Lost in the Endless Scroll – Until a Small Practice Renewed My Love for Books
When I was a youngster, I consumed novels until my vision blurred. Once my GCSEs arrived, I exercised the endurance of a ascetic, studying for lengthy periods without pause. But in recent years, I’ve observed that capacity for intense focus fade into endless browsing on my phone. My focus now contracts like a slug at the tap of a thumb. Engaging with books for pleasure feels less like sustenance and more like a marathon. And for someone who creates content for a living, this is a occupational risk as well as something that left me disheartened. I wanted to regain that cognitive flexibility, to stop the mental decline.
So, about a year ago, I made a modest promise: every time I encountered a word I didn’t know – whether in a novel, an piece, or an overheard discussion – I would look it up and write it down. Nothing elaborate, no leather-bound journal or stylish pen. Just a running list maintained, amusingly, on my smartphone. Each seven days, I’d spend a few minutes reviewing the collection back in an attempt to lodge the vocabulary into my memory.

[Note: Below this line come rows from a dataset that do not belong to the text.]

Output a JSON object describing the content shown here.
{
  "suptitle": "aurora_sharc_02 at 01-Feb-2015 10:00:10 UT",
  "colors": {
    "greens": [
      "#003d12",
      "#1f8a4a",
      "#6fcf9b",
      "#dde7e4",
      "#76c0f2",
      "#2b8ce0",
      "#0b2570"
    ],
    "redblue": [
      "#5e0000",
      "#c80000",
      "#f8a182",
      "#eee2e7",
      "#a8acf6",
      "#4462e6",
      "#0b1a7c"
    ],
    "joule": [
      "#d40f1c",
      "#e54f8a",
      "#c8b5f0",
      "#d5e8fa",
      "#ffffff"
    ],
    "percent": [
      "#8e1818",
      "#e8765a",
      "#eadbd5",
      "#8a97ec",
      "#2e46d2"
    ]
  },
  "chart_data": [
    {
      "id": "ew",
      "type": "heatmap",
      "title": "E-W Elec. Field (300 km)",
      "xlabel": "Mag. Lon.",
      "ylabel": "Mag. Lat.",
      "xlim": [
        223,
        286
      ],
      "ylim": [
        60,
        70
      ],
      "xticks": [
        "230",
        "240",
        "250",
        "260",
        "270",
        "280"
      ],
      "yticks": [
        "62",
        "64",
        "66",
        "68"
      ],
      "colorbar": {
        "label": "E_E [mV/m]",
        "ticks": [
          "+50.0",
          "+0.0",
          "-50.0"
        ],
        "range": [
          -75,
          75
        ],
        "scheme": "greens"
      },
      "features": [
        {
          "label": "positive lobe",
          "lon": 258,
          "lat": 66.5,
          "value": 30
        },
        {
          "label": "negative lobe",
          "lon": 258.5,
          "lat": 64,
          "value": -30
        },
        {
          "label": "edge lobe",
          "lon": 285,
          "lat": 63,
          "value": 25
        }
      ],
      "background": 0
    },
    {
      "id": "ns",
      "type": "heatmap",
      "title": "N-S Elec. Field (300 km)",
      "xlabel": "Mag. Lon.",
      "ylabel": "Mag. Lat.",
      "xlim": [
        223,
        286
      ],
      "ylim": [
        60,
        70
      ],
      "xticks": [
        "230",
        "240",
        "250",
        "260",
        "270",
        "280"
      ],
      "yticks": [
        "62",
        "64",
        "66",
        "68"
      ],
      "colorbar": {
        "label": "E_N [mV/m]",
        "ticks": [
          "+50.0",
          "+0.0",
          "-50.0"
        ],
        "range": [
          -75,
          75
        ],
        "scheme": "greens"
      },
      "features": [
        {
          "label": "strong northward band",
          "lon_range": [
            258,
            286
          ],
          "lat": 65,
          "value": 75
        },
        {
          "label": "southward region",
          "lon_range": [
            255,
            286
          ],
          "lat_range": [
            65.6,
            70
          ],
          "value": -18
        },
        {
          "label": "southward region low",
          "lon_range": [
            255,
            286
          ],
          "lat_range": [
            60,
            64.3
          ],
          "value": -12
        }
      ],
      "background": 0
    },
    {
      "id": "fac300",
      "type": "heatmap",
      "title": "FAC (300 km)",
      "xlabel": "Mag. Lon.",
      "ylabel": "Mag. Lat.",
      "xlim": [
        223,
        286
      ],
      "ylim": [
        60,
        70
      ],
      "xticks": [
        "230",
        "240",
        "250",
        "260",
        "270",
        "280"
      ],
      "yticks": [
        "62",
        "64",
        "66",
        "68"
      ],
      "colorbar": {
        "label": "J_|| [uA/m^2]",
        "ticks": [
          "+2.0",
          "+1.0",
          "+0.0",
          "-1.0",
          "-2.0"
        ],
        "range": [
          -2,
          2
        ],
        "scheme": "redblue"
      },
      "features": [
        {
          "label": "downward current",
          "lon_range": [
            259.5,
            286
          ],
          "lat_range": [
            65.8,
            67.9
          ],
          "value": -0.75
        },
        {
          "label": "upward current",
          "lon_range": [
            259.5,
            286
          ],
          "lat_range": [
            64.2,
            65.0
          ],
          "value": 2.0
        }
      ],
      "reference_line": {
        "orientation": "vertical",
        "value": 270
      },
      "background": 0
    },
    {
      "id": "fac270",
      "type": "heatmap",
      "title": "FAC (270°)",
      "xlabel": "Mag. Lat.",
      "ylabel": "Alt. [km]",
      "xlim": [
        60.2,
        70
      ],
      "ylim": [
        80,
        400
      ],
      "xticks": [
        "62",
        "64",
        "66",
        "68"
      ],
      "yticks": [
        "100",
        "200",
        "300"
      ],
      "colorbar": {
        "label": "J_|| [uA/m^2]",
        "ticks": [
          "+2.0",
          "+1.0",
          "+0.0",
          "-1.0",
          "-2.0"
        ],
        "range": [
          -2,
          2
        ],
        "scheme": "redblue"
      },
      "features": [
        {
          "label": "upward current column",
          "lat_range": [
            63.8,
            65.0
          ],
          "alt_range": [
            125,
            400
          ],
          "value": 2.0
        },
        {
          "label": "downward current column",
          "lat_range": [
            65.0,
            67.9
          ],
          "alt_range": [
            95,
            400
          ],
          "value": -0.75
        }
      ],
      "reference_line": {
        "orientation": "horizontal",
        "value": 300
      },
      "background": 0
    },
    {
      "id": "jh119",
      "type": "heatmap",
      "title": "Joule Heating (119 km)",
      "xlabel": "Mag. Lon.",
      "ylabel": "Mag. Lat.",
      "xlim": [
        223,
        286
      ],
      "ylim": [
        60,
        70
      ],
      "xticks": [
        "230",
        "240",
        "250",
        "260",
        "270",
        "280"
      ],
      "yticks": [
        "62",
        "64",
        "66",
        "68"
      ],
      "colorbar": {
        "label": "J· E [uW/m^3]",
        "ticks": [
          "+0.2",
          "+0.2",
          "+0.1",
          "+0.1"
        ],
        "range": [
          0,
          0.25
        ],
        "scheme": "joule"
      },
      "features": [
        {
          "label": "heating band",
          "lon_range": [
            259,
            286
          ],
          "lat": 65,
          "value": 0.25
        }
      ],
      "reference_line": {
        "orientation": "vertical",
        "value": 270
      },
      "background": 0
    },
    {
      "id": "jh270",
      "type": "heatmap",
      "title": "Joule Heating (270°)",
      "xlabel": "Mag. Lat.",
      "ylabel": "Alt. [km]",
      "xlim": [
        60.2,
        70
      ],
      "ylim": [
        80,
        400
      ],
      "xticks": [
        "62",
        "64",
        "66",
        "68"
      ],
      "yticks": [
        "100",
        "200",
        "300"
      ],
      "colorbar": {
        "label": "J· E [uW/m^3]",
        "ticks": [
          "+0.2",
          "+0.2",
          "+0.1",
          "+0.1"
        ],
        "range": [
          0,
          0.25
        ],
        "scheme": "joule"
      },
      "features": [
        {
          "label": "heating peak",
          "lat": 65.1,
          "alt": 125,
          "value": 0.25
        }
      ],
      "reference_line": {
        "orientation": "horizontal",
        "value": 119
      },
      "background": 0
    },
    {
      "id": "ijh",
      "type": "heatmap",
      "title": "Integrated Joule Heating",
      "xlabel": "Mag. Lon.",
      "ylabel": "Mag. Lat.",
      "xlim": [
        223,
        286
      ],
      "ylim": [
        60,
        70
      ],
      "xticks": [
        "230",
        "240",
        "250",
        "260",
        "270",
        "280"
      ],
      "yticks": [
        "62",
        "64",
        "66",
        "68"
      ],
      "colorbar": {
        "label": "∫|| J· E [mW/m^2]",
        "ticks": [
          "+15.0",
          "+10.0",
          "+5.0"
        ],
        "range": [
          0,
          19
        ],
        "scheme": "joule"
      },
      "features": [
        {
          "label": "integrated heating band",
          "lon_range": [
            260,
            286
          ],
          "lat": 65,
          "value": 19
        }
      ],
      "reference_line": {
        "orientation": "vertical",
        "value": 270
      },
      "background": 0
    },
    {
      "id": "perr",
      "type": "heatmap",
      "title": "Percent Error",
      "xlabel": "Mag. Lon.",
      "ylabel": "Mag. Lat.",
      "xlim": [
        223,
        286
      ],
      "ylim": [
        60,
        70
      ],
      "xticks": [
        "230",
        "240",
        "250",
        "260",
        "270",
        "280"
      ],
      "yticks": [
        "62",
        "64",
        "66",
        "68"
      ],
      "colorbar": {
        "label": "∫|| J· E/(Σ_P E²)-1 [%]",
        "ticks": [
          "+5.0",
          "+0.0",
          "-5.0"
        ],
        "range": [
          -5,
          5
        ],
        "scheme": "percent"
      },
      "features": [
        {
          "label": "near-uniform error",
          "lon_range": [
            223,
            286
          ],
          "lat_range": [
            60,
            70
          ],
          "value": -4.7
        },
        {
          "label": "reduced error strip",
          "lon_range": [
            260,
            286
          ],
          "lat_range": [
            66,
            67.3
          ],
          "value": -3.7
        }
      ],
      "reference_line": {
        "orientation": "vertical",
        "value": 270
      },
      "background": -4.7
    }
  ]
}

The record now covers almost twenty sheets, and this small habit has been subtly life-changing. The payoff is less about showing off with obscure descriptors – which, to be honest, can make you sound insufferable – and more about the mental calisthenics of the practice. Each time I search for and note a word, I feel a faint expansion, as though some underused part of my brain is flexing again. Even if I never deploy “eidolon” in conversation, the very process of spotting, logging and revising it breaks the drift into inactive, semi-skimmed focus.
There is also a journalling aspect to it – it functions as something of a journal, a log of where I’ve been reading, what I’ve been pondering and who I’ve been listening to.
Not that it’s an easy routine to keep up. It is often extremely inconvenient. If I’m engaged on the subway, I have to pause in the middle, take out my device and enter “millenarianism” into my Google doc while trying not to bump the stranger pressed against me. It can slow my reading to a maddening crawl. (The e-reader, with its built-in lexicon, is much kinder). And then there’s the revising (which I frequently neglect to do), dutifully scrolling through my growing word-hoard like I’m studying for a vocabulary test.
In practice, I incorporate perhaps five percent of these terms into my daily speech. “unreformable” made the cut. “Lugubrious” as well. But most of them stay like exhibits – admired and catalogued but rarely used.
Still, it’s rendered my mind much sharper. I notice I'm turning less frequently for the same tired handful of adjectives, and more often for something precise and muscular. Rarely are more gratifying than unearthing the exact term you were seeking – like locating the lost puzzle piece that snaps the image into position.
At a time when our gadgets drain our attention with relentless effectiveness, it feels subversive to use my own as a tool for deliberate thought. And it has restored to me something I feared I’d forfeited – the joy of engaging a intellect that, after a long time of slack scrolling, is finally waking up again.